Within the configloader, the cache is updated and then also used while
loading tenant configuration. The layout lock would have made sure
all of these actions were mutually exclusive. In order to remove the
layout lock here, we need to make sure the Abide's
unparsed_project_branch_cache is safe for concurrent updates.
The unparsed_project_branch_cache attribute is a dictionary that
conains references to UnparsedBranchCache objects. Previously, the
configloader would delete each UnparsedBranchCache object from the
dictionary, reinitialize it, then incrementially add to it.
This current process has a benign flaw. The branch cache is cleared,
and then loaded with data based on the tenant project config (TPC)
currently being processed. Because the cache is loaded based on data
from the TPC, it is really only valid for one tenant at a time despite
our intention that it be valid for the entire abide. However, since
we do check whether it is valid for a given TPC, and then clear and
reload it if it is not, there is no error in data, merely an
incomplete utilization of the cache.
In order to make the cache safe for use by different tenants at the
same time, we address this problem (and effectively make it so that it
is also *effective* for different tenants, even at different times).
The cache is updated to store the ltime for each entry in the cache,
and also to store null entries (with ltimes) for files and paths that
have been checked but are not present in the project-cache. This
means that at any given time we can determine whether the cache is
valid for a given TPC, and support multiple TPCs (i.e., multiple
tenants).
It's okay for the cache to be updated simultaneously by two tenants
since we don't allow the cache contents to go backwards in ltime. The
cache will either have the data with at least the ltime required, or
if not, that particular tenant load will spawn cat jobs and update it.
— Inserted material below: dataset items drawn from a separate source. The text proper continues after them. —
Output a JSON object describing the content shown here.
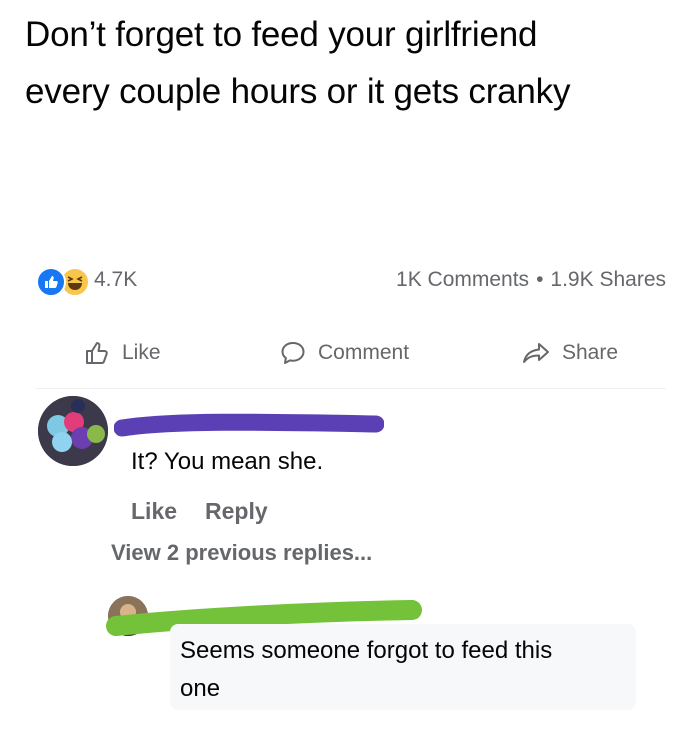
{
  "post": {
    "text_line1": "Don’t forget to feed your girlfriend",
    "text_line2": "every couple hours or it gets cranky"
  },
  "stats": {
    "reactions": [
      "like-icon",
      "haha-icon"
    ],
    "reaction_count": "4.7K",
    "comments": "1K Comments",
    "separator": "•",
    "shares": "1.9K Shares"
  },
  "actions": {
    "like": "Like",
    "comment": "Comment",
    "share": "Share"
  },
  "comments": [
    {
      "avatar": "avatar-icon",
      "name_obscured": true,
      "scribble_color": "#5b3fb4",
      "text": "It? You mean she.",
      "like": "Like",
      "reply": "Reply"
    }
  ],
  "view_previous": "View 2 previous replies...",
  "reply": {
    "avatar": "avatar-icon",
    "name_obscured": true,
    "scribble_color": "#74c23a",
    "text_line1": "Seems someone forgot to feed this",
    "text_line2": "one"
  },
  "colors": {
    "like_blue": "#1877f2",
    "haha_yellow": "#f7c64a",
    "secondary_text": "#65676b"
  }
}
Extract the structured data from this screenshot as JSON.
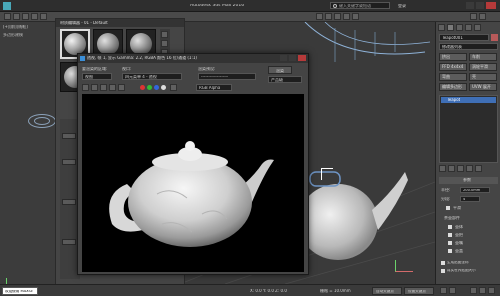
{
  "app": {
    "title": "Autodesk 3ds Max 2016",
    "search_placeholder": "键入关键字或短语",
    "sign_in": "登录",
    "mat_editor_title": "材质编辑器 - 01 - Default",
    "default_label": "默认"
  },
  "left": {
    "viewport_label": "[+][前][线框]",
    "sub_label": "多边形建模",
    "bottom_status": "欢迎使用 MAXSc"
  },
  "render_window": {
    "title": "透视, 帧 1, 显示 Gamma: 2.2, RGBA 颜色 16 位/通道 (1:1)",
    "area_label": "要渲染的区域:",
    "area_value": "视图",
    "viewport_label": "视口:",
    "viewport_value": "四元菜单 4 - 透视",
    "preset_label": "渲染预设:",
    "preset_value": "-------------------",
    "render_button": "渲染",
    "output_value": "产品级",
    "channel_value": "RGB Alpha"
  },
  "right_panel": {
    "object_name": "Teapot001",
    "modifier_list": "修改器列表",
    "buttons": [
      "挤出",
      "车削",
      "FFD 4x4x4",
      "涡轮平滑",
      "弯曲",
      "壳",
      "编辑多边形",
      "UVW 展开"
    ],
    "stack_item": "Teapot",
    "params_header": "参数",
    "radius_label": "半径:",
    "radius_value": "200.0mm",
    "segments_label": "分段:",
    "segments_value": "4",
    "smooth_label": "平滑",
    "parts_header": "茶壶部件",
    "parts": [
      "壶体",
      "壶把",
      "壶嘴",
      "壶盖"
    ],
    "gen_mapping": "生成贴图坐标",
    "real_world": "真实世界贴图大小"
  },
  "status": {
    "coords": "X: 0.0  Y: 0.0  Z: 0.0",
    "grid": "栅格 = 10.0mm",
    "add_time_tag": "添加时间标记",
    "auto_key": "自动关键点",
    "set_key": "设置关键点"
  }
}
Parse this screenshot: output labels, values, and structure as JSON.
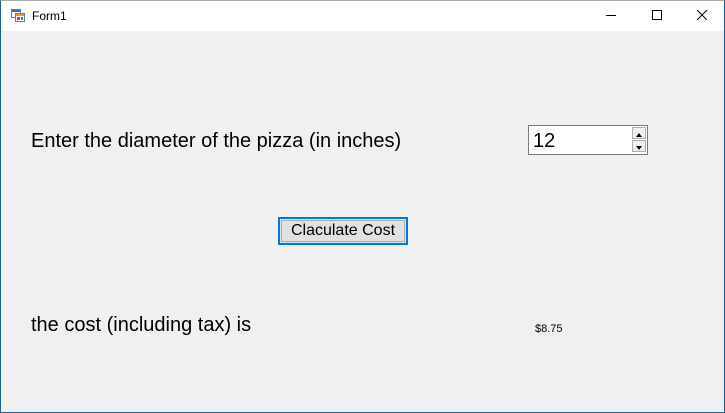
{
  "window": {
    "title": "Form1",
    "icon": "winforms-app-icon",
    "controls": {
      "minimize": "minimize-icon",
      "maximize": "maximize-icon",
      "close": "close-icon"
    },
    "accent_color": "#0078d7"
  },
  "form": {
    "diameter_label": "Enter the diameter of the pizza (in inches)",
    "diameter_value": "12",
    "calculate_button_label": "Claculate Cost",
    "cost_label": "the cost (including tax) is",
    "cost_value": "$8.75"
  }
}
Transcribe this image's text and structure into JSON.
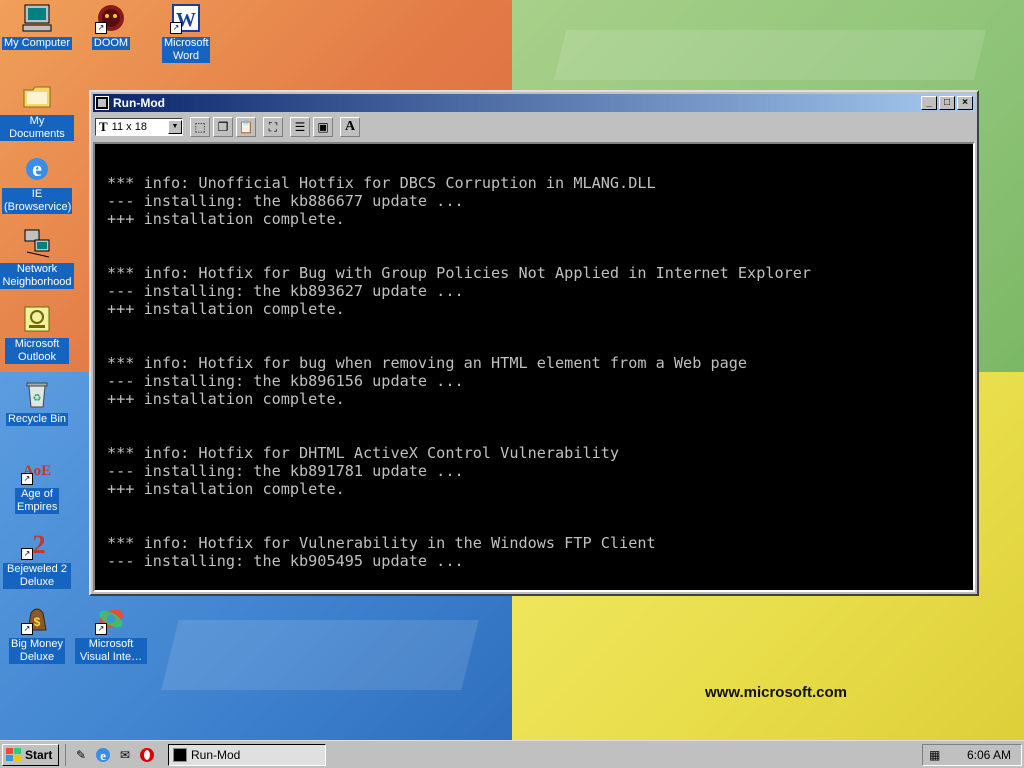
{
  "desktop": {
    "icons": [
      {
        "label": "My Computer",
        "icon": "my-computer-icon"
      },
      {
        "label": "DOOM",
        "icon": "doom-icon"
      },
      {
        "label": "Microsoft Word",
        "icon": "word-icon"
      },
      {
        "label": "My Documents",
        "icon": "folder-icon"
      },
      {
        "label": "IE (Browservice)",
        "icon": "ie-icon"
      },
      {
        "label": "Network Neighborhood",
        "icon": "network-icon"
      },
      {
        "label": "Microsoft Outlook",
        "icon": "outlook-icon"
      },
      {
        "label": "Recycle Bin",
        "icon": "recycle-bin-icon"
      },
      {
        "label": "Age of Empires",
        "icon": "age-of-empires-icon"
      },
      {
        "label": "Bejeweled 2 Deluxe",
        "icon": "bejeweled-icon"
      },
      {
        "label": "Big Money Deluxe",
        "icon": "big-money-icon"
      },
      {
        "label": "Microsoft Visual Inte…",
        "icon": "visual-interdev-icon"
      }
    ],
    "wallpaper_url": "www.microsoft.com"
  },
  "window": {
    "title": "Run-Mod",
    "font_size": "11 x 18",
    "controls": {
      "minimize": "_",
      "maximize": "□",
      "close": "×"
    }
  },
  "console": {
    "lines": [
      "*** info: Unofficial Hotfix for DBCS Corruption in MLANG.DLL",
      "--- installing: the kb886677 update ...",
      "+++ installation complete.",
      "*** info: Hotfix for Bug with Group Policies Not Applied in Internet Explorer",
      "--- installing: the kb893627 update ...",
      "+++ installation complete.",
      "*** info: Hotfix for bug when removing an HTML element from a Web page",
      "--- installing: the kb896156 update ...",
      "+++ installation complete.",
      "*** info: Hotfix for DHTML ActiveX Control Vulnerability",
      "--- installing: the kb891781 update ...",
      "+++ installation complete.",
      "*** info: Hotfix for Vulnerability in the Windows FTP Client",
      "--- installing: the kb905495 update ..."
    ]
  },
  "taskbar": {
    "start_label": "Start",
    "task_label": "Run-Mod",
    "clock": "6:06 AM"
  },
  "colors": {
    "console_text": "#c0c0c0",
    "console_bg": "#000000",
    "title_active": "#0a246a",
    "icon_label_bg": "#1565c0"
  }
}
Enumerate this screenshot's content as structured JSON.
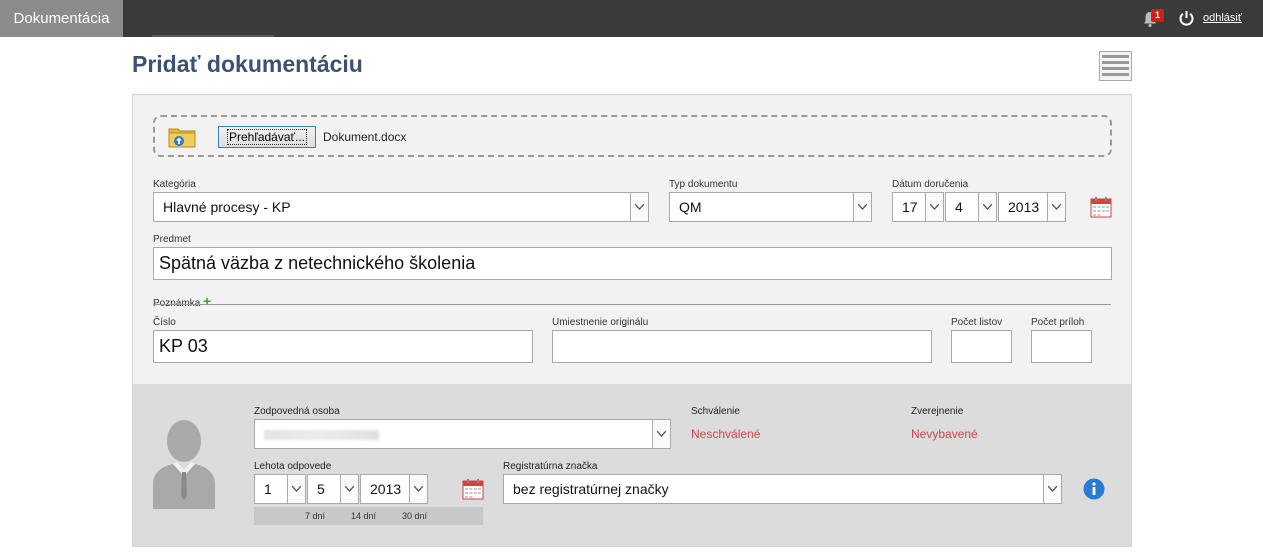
{
  "header": {
    "app_tab": "Dokumentácia",
    "notification_count": "1",
    "logout_label": "odhlásiť"
  },
  "page": {
    "title": "Pridať dokumentáciu"
  },
  "upload": {
    "browse_label": "Prehľadávať...",
    "file_name": "Dokument.docx"
  },
  "form": {
    "category": {
      "label": "Kategória",
      "value": "Hlavné procesy - KP"
    },
    "doc_type": {
      "label": "Typ dokumentu",
      "value": "QM"
    },
    "delivery_date": {
      "label": "Dátum doručenia",
      "day": "17",
      "month": "4",
      "year": "2013"
    },
    "subject": {
      "label": "Predmet",
      "value": "Spätná väzba z netechnického školenia"
    },
    "note": {
      "label": "Poznámka",
      "add_symbol": "+"
    },
    "number": {
      "label": "Číslo",
      "value": "KP 03"
    },
    "original_location": {
      "label": "Umiestnenie originálu",
      "value": ""
    },
    "sheet_count": {
      "label": "Počet listov",
      "value": ""
    },
    "attachment_count": {
      "label": "Počet príloh",
      "value": ""
    }
  },
  "responsibility": {
    "person": {
      "label": "Zodpovedná osoba",
      "value": ""
    },
    "approval": {
      "label": "Schválenie",
      "value": "Neschválené"
    },
    "publication": {
      "label": "Zverejnenie",
      "value": "Nevybavené"
    },
    "deadline": {
      "label": "Lehota odpovede",
      "day": "1",
      "month": "5",
      "year": "2013"
    },
    "quick_days": [
      "7 dní",
      "14 dní",
      "30 dní"
    ],
    "registry_mark": {
      "label": "Registratúrna značka",
      "value": "bez registratúrnej značky"
    }
  },
  "colors": {
    "title": "#3d5270",
    "status_red": "#c8494b",
    "accent_blue": "#2a7bd3"
  }
}
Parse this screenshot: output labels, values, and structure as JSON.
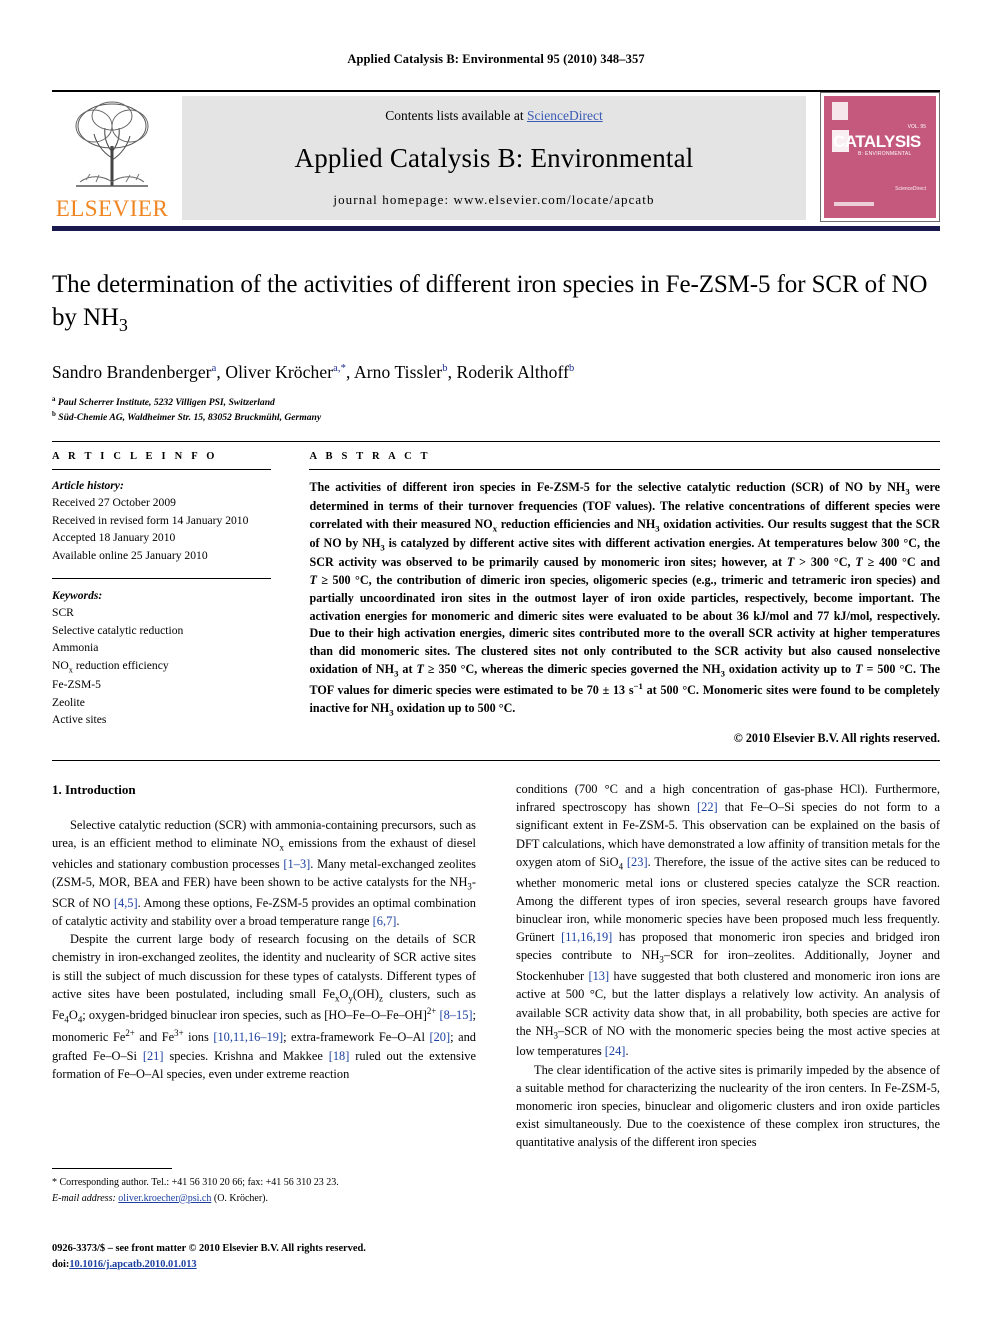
{
  "running_head": "Applied Catalysis B: Environmental 95 (2010) 348–357",
  "masthead": {
    "publisher_wordmark": "ELSEVIER",
    "contents_prefix": "Contents lists available at ",
    "sciencedirect": "ScienceDirect",
    "journal_title": "Applied Catalysis B: Environmental",
    "homepage_line": "journal homepage: www.elsevier.com/locate/apcatb",
    "cover": {
      "title": "CATALYSIS",
      "subtitle": "B: ENVIRONMENTAL",
      "volume_label": "VOL. 95",
      "publisher_note": "ScienceDirect",
      "accent_color": "#c4597d"
    },
    "accent_orange": "#F08521",
    "link_blue": "#3b5bb5",
    "rule_navy": "#1a1a4e"
  },
  "article": {
    "title_part1": "The determination of the activities of different iron species in Fe-ZSM-5 for SCR of NO by NH",
    "title_sub": "3",
    "authors_html": "Sandro Brandenberger a, Oliver Kröcher a,*, Arno Tissler b, Roderik Althoff b",
    "affiliation_a": "Paul Scherrer Institute, 5232 Villigen PSI, Switzerland",
    "affiliation_b": "Süd-Chemie AG, Waldheimer Str. 15, 83052 Bruckmühl, Germany"
  },
  "info": {
    "heading": "A R T I C L E   I N F O",
    "history_title": "Article history:",
    "history": [
      "Received 27 October 2009",
      "Received in revised form 14 January 2010",
      "Accepted 18 January 2010",
      "Available online 25 January 2010"
    ],
    "keywords_title": "Keywords:",
    "keywords": [
      "SCR",
      "Selective catalytic reduction",
      "Ammonia",
      "NOx reduction efficiency",
      "Fe-ZSM-5",
      "Zeolite",
      "Active sites"
    ]
  },
  "abstract": {
    "heading": "A B S T R A C T",
    "copyright": "© 2010 Elsevier B.V. All rights reserved."
  },
  "intro": {
    "section_title": "1. Introduction"
  },
  "footnote": {
    "corresponding": "* Corresponding author. Tel.: +41 56 310 20 66; fax: +41 56 310 23 23.",
    "email_label": "E-mail address:",
    "email": "oliver.kroecher@psi.ch",
    "email_suffix": "(O. Kröcher)."
  },
  "page_footer": {
    "front_matter": "0926-3373/$ – see front matter © 2010 Elsevier B.V. All rights reserved.",
    "doi_label": "doi:",
    "doi": "10.1016/j.apcatb.2010.01.013"
  }
}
3) Protecting Tenant Project Configs (TPCs)
The loadTPC method on the ConfigLoader would similarly clear the TPCs
for a tenant, then add them back. This could be problematic for any
other thread which might be referencing or iterating over TPCs. To
correct this, we take a similar approach of atomic replacement.
Because there are two flavors of TPCs (config and untrusted) and they
are stored in two separate dictionaries, in order to atomically update
a complete tenant at once, the storage hierarchy is restructured as
"tenant -> {config/untrusted} -> project" rather than
"{config/untrusted} -> tenant -> project". A new class named
TenantTPCRegistry holds both flavors of TPCs for a given tenant, and
it is this object that is atomically replaced.
Now that these issues are dealt with, we can implement a tenant-level
thread lock that is used simply to ensure that two threads don't
update the configuration for the same tenant at the same time.
The scheduler's unparsed abide is updated in two places: upon full
reconfiguration, or when another scheduler has performed a full
reconfiguration and updated the copy in ZK. To prevent these two
methods from performing the same update simultaneously, we add an
"unparsed_abide_lock" and mutually exclude them.
Change-Id: Ifba261b206db85611c16bab6157f8d1f4349535d
eb803984a0